Colonic Duplication

History

The term ‘duplication was first used by Fitz, but more fully classified by Ladd in 1937.

Definition

75% are in the abdomen, 20% in the thorax, and 5% thoracoabdominal. 75% are enteric cysts without GI tract communication, and the other 25% are tubular duplications. Bleeding is more common in the latter (tubular) type. All of them share a common wall with the normal bowel, usually the mesenteric side. However, hindgut duplications are often on the antimesenteric side. They also share a blood supply with the GI tract.

Etiology

Some are felt to be partial twinning (esp. tubular duplications of the ileum and colon). There are 3 broad theories of formation: 1) split notochord – Early on in the embryo, there is only endoderm and ectoderm. Mesoderm comes later. At the primitive pit, the endo and ectoderma are in direct contact.

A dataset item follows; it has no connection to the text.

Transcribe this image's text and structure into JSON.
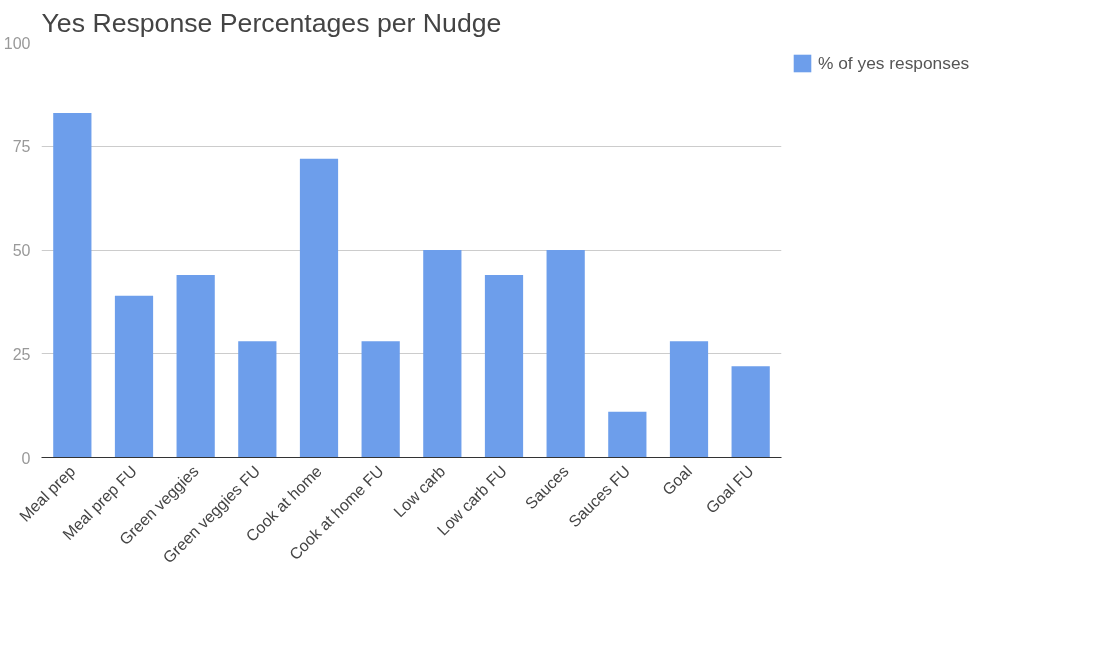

There is an embryonic transient connection, the neuroenteric canal, between the future GI tract and the future neural tissue. The notochord forms in the mesoderm just caudal to this canal. Many abnormalities can occur (spina bifida, enteric duplications, diastematomyelia, spinal cyst, etc) if the process goes awry. 2) embryonic defect in recanalization (mostly this applies to the duodenum), and 3) embryonic diverticula for the bowel. This is shaky, since they often are transiently seen, but on the wrong side of the bowel.

Pathology

The lining is always some sort of GI mucosa, and overall, about 25% have heterotopic mucosa (often gastric). Colonic duplications don’t often bleed, since they rarely contain gastric mucosa. Malignant tumors (mostly adenoCA) have been reported in GI duplications, but usually after the age of 30 yrs. Colonic duplications account for about 15% of al GI duplications.

Associations

Tubular duplications of the colon / rectum are associated (sometimes) with GU or GYN abnormalities, duplications of the external genitalia, and rectovaginal or rectourethral fistulas. Also cloaca, spina bifida, omphalocele. Colonic duplications in particular have been associated with pulmonary sequestrations (Flye MW et al, Surgery 71:744-752, 1972).

Clinical

About 2/3rds of all GI duplications are identified by age 2 yrs. most commonly as a result of intestinal obstruction from lumen compression by a cystic duplication. Other symptoms vary by location. US, CT, and contrast studies are often obtained. GU and GI endoscopy are useful, particularly for colonic or rectal duplications. If a duplication is found in the abdomen, the chest should be screened, and vice versa (10% incidence of thoracic abnormality if abdominal duplication).

Treatment

For long colonic duplications, it may be necessary simply to provide a communication at the distal end. Cystic duplications can be excised.